APACHE, Okla. (AP) — When Phillip J. Killsfirst Sr. walked across the stage last month during the Apache High School commencement exercise, it was an experience 48 years in the making.
"It felt pretty good," he told The Lawton Constitution (http://bit.ly/1bmgJ2p). "My emotions were all over the place."
At 66 years old, Killsfirst was the oldest graduate in this year's class.
He dropped out during his senior year of high school in 1966 and was drafted into the Army and deployed to Vietnam. While stationed in Fort Polk, Louisiana, for training, the military made him take his GED test, which he never had any aspirations of passing. Much to his surprise, he passed.
"How I did that, to this day I still don't know," Killsfirst said.
After he was discharged from the Army, the veteran began working in Apache.
He said he simply forgot about earning his GED and moved on with his life.
The GI Bill afforded him an opportunity to go to college or a trade school, but it took him nine years to take advantage of it. He was told there was a 10-year limit on the educational benefits and the federal government would only pay for one year of school. So he took advantage of it and attended his first year at Oklahoma State University Institute of Technology.

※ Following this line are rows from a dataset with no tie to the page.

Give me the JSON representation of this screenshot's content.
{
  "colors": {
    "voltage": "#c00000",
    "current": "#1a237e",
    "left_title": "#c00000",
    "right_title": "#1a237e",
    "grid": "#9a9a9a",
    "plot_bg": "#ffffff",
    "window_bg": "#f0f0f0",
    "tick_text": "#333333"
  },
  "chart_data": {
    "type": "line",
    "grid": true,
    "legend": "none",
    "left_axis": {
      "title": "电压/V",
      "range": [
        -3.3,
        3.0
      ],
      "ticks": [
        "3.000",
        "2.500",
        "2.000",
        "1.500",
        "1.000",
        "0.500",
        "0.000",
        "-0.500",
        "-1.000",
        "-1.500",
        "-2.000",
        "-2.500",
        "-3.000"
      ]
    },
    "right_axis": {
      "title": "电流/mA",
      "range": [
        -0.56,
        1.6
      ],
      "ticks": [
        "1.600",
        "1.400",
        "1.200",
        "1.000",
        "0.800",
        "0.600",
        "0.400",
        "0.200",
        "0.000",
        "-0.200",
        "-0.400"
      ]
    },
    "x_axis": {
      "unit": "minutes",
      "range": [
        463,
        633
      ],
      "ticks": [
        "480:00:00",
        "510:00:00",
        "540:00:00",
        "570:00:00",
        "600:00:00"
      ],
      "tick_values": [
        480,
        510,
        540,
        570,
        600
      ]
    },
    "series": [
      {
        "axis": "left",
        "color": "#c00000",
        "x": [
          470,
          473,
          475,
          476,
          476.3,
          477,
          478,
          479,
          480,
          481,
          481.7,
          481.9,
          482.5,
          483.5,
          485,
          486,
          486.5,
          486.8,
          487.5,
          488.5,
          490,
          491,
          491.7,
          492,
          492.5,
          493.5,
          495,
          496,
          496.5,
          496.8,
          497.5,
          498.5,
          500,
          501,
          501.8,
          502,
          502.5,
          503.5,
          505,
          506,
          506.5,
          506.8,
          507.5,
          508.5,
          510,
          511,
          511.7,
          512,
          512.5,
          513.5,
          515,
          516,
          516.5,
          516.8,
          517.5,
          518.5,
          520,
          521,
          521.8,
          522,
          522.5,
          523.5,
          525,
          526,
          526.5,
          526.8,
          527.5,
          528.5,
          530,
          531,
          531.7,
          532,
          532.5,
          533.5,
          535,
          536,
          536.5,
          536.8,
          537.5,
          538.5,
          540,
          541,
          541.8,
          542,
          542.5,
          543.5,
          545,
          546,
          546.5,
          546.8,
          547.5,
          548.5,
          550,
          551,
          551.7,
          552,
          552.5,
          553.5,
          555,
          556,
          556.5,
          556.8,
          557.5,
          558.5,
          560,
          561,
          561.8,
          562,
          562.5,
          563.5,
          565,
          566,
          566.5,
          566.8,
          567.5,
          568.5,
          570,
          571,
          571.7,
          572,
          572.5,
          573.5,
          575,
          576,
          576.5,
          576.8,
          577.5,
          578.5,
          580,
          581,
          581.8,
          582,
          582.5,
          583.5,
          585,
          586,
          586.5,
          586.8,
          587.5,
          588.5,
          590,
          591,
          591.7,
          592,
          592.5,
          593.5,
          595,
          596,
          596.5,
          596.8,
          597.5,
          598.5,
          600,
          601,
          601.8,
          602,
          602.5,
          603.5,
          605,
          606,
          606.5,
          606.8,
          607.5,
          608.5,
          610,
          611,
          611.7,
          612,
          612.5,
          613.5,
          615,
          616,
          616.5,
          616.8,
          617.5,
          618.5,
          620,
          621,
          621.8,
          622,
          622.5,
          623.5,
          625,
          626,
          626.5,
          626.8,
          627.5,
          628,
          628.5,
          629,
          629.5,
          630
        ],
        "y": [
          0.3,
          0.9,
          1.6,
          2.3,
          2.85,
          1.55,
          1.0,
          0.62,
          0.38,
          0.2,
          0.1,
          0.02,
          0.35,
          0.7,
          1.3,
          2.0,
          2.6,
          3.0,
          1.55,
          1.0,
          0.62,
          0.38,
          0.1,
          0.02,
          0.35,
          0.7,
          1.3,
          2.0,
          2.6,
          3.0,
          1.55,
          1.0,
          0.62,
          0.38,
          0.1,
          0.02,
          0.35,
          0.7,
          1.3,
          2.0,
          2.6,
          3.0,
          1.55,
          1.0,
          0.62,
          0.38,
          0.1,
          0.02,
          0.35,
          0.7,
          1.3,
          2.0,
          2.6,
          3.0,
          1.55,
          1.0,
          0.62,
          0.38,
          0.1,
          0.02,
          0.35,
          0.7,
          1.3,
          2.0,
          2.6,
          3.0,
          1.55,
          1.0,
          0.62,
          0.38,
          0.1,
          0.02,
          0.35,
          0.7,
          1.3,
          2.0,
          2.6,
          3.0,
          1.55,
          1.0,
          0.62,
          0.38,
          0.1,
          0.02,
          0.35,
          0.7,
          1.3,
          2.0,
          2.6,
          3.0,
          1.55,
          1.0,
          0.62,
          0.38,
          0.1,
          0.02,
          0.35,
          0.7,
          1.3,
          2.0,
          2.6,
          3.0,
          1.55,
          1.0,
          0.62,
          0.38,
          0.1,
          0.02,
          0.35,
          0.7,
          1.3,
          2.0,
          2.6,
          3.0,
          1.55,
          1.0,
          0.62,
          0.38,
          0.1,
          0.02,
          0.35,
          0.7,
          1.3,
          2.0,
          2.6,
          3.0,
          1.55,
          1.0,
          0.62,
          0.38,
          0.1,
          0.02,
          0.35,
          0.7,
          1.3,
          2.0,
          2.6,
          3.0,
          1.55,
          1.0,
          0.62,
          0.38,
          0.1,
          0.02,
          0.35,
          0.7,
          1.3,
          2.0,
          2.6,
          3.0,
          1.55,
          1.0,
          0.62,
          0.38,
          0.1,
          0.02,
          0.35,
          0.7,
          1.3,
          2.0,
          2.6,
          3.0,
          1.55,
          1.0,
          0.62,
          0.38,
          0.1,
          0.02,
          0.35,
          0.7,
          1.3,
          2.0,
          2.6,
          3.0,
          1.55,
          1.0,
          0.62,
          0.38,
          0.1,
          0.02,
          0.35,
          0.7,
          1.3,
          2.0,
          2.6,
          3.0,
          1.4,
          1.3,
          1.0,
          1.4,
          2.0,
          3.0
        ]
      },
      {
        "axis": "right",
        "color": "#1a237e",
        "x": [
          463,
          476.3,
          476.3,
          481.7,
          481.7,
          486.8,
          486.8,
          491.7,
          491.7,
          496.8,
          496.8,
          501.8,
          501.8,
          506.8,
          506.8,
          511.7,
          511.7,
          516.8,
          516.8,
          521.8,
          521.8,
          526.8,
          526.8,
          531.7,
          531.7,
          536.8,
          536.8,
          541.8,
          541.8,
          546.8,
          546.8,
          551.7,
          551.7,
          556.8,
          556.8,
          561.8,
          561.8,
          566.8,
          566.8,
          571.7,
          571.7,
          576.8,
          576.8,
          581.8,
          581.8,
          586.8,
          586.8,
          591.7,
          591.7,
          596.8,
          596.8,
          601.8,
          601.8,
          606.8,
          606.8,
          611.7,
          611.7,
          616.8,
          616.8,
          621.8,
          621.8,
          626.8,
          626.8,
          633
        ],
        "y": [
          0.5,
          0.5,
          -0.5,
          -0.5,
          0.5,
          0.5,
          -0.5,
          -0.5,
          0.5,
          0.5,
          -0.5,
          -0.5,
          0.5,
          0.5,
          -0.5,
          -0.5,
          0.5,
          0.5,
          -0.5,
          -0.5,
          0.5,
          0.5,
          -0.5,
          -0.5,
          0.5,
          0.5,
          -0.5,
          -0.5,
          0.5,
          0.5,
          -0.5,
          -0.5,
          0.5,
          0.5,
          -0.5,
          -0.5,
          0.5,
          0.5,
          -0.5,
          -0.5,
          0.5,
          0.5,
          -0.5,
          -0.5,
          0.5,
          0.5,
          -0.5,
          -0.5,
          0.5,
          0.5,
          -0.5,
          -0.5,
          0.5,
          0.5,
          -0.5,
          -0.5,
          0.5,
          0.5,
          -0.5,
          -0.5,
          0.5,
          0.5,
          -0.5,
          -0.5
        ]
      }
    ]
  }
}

"After my first year, I went down to the Bureau of Indian Affairs and asked if they would fund my second year," Killsfirst said. "A year later, I graduated with a certification for heating and air conditioning."
Killsfirst didn't have much use for his certification, as he took a job at Woodward's Furniture in Apache, where he worked for 22 years.
Looking back, he said life simply got in the way of furthering his education.
"When I got out, I had a family, and like all families, they needed food and clothing I had to provide for," Killsfirst said.
A retired Apache educator told the now retired longtime Apache resident about a program in which those who received their GED could get an official diploma.
He didn't think much of it until his wife, Inola, remembered earlier this year and contacted the school principal. After several days, they were told Killsfirst could graduate.
More than 48 years after dropping out of school, Killsfirst donned his cap and gown and joined a handful of other seniors — of a different type — in graduating May 16.
"I consider that an honor to be with all those people who went to school there," he said. "It was something I never thought I would be able to do. Truth be told, now that I have the diploma, I don't know what to do with it."
Killsfirst's entire family — including grandchildren and great-grandchildren — were in the audience. He took his hearing aid out before the ceremony started, which he said, looking back, was a good idea.
"I would have lost what I hearing I had left if I had it in during all of that," he said.
The new graduate said the entire arena erupted with applause and congratulations when he walked across the stage. It was a roar of jubilation he didn't think was going to end. People he was related to, people he knew and people he didn't know all took to their feet to celebrate the accomplishments of a man who put his education on hold for his country and his family.
"I wasn't no hero and don't consider myself a hero," Killsfirst said. "I wanted to dedicate this graduation to those boys who didn't come back home with me."